Have no fear though. We’re always that injured. Anyone who trains hard, like you have, will develop sore spots. Training breaks down muscle so that it can rebuild stronger. Normally, we shrug off these minor aches and pains–until race anxiety amplifies them, creating the illusion of major injury. Once race morning arrives and you start running…all those pre-race jitter injuries will suddenly disappear!
3. ROUTINE CHANGES
Nervous runners sometimes change their daily routines too much when a race is approaching. They might skip work, avoid stairs, do too much extra stretching and lay on the couch for multiple days. But when our bodies operate outside our normal routine it has a tendency to increase our anxiety even more.
Instead of altering your daily life, stay within your comfort zone. Walk the dog, go to work or school, wash the car, take out the garbage and stick to your taper. It’s known that most great performances come when you’re not trying to do it.
4. FOOD EXPERIMENTATION
Runners have been seeking better racing through diet since carboloading became popular in the 60’s. But our stomachs can be finicky. Diet changes should be tested out long before race week. New diets or even a slight change in your regular diet can lead to new and unpleasant gastrointestinal reactions. Your stomach will already be upset from race nervousness, don’t make it worse by trying that new fad diet 2 weeks before race day.
Another thing to think about with diet, is your food intake volume. If you haven’t been carboloading before your long runs, don’t go to the all you can eat spaghetti dinner the night before the race! Remember, stick to the volume of food you’ve been eating before training runs, you don’t want to carbo-unload during the event.
5. EASY ON THE WARM-UP
You’re near the starting line, waiting for the port-o-potty and ready to begin your race warm-up. You spot what looks to be an elite runner doing a mini-speed session for their warm-up. Immediately you think, wait, should I be doing that for my warm-up?! No you shouldn’t! By now you know race day is no time to experiment with anything, even your simple warm-up. Your body has adapted to the warm-up rhythm you’ve been doing throughout training, so stick to your routine.
6. START SLOW!
Race day is here, your adrenaline jitters are pumping and it’s so tempting to go out hard the first portion of a race. Reign yourself in. Nothing can be more destructive to a race performance than a fast start. The laws of physiology do not change from your training runs to races. You don’t sprint the first mile of a 10-mile run, you don’t put yourself into oxygen debt the first ten minutes of a long run and you don’t blow your legs out in the first half mile, so why do that on race day? Make a conscious effort to hold yourself back. There will be plenty of miles to make up time if you feel good and want to.

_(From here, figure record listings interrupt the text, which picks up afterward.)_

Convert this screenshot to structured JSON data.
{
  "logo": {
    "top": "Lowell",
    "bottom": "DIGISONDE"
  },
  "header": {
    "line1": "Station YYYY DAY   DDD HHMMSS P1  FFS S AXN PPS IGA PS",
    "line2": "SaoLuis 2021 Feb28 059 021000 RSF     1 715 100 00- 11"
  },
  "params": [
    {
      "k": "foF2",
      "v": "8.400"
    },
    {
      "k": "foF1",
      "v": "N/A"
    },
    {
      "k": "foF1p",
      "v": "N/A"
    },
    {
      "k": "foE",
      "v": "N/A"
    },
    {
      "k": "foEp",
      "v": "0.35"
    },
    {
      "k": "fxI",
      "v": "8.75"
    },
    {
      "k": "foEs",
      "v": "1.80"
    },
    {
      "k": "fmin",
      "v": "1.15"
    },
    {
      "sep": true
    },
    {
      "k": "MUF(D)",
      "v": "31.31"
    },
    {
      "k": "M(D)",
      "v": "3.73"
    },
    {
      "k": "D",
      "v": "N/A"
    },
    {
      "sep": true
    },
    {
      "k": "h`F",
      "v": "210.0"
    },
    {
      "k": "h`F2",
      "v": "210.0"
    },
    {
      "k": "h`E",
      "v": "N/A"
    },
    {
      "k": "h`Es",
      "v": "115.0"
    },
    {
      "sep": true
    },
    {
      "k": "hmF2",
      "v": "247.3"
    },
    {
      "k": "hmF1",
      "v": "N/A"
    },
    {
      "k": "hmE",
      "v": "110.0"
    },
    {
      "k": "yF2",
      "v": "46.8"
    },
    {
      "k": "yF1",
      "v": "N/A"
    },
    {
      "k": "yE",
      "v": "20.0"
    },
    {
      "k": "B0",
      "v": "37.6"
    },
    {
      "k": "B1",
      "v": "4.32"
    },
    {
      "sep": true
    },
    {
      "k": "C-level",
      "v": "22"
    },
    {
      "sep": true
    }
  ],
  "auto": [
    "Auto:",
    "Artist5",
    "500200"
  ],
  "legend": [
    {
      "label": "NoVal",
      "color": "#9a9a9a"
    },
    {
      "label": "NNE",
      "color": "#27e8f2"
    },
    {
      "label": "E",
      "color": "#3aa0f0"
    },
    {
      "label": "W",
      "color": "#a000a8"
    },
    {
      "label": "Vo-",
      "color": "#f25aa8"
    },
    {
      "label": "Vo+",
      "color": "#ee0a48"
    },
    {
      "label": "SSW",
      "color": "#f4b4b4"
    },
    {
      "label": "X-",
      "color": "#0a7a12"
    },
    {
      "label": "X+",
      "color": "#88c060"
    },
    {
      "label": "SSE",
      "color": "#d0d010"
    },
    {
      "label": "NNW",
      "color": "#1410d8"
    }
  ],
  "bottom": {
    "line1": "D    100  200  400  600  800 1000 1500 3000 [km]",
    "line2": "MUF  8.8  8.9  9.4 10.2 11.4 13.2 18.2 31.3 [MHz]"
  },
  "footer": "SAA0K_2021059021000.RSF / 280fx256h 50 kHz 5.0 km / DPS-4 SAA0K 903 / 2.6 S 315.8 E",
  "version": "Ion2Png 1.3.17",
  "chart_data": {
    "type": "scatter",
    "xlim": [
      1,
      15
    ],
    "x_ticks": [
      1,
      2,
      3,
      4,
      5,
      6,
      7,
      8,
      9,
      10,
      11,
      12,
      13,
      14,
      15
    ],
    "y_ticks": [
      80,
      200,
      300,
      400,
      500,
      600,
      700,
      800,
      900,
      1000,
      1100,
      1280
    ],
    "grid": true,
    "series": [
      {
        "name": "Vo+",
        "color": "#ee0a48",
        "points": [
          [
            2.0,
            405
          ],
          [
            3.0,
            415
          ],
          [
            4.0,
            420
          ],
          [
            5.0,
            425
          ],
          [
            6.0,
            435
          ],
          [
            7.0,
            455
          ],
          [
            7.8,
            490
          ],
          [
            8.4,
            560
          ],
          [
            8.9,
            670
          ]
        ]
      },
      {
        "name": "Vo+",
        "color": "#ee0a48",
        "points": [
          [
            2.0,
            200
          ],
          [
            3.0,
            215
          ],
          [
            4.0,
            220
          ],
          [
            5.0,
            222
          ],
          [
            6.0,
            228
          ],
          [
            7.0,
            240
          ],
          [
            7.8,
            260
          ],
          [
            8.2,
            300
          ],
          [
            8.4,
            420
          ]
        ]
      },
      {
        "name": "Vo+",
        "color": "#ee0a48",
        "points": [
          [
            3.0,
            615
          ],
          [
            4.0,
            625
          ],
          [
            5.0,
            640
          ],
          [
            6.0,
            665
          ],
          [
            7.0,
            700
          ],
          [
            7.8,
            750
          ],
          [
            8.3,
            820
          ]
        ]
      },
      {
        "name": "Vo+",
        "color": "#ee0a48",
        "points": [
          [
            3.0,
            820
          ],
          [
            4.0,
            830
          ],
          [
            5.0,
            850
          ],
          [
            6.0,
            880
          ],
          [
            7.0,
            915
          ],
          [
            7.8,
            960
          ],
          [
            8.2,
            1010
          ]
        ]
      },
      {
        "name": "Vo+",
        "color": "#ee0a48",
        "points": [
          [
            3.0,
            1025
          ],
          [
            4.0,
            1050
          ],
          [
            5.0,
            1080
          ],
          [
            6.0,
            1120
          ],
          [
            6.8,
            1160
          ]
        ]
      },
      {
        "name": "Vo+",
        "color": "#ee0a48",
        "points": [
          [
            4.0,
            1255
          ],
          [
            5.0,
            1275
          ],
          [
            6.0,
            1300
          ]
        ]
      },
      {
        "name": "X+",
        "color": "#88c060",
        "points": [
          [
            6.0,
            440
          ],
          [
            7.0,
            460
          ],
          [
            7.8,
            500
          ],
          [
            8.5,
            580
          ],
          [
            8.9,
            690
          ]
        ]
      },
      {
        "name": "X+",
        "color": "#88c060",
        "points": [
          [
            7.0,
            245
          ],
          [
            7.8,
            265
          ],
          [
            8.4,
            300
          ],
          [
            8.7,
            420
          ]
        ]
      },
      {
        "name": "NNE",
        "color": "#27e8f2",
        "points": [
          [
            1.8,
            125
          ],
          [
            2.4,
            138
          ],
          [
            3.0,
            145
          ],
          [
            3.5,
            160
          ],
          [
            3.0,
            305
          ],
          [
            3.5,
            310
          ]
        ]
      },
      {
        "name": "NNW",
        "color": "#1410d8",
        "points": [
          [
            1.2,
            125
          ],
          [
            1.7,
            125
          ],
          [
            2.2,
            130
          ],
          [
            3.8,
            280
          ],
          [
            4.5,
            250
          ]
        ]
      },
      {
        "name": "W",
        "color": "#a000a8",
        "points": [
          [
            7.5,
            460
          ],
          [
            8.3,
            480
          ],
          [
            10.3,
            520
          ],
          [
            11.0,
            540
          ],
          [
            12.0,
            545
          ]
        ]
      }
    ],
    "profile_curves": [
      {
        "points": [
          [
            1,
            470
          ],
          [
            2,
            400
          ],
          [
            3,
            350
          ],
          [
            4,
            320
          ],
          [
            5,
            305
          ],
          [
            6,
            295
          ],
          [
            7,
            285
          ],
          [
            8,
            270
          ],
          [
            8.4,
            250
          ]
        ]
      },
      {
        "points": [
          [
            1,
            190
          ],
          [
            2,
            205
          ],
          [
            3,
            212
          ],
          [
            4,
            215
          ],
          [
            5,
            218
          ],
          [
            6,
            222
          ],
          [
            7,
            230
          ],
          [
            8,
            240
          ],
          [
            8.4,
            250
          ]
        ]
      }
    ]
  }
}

Remember the phrase, slow and steady wins the race…it wins the race your running with yourself.
7. BRAIN OFF – LEGS ON
Runners can become so blinded and obsessed by pace calculations, weather reports, course concerns, shoe decisions, race day nutrition and running form to the point where they fail to remember that a race is just another run. It’s impossible to plan ahead for every conceivable aspect of a race, there are simply too many variables. Stop overthinking every detail, be adaptable and your jitters will disappear.
A good, successful race is one in which we find our correct effort level for that day, maintain it from start to finish and feel good at the end. Successful runners plan to avoid race jitters by accepting that their effort will be sufficient.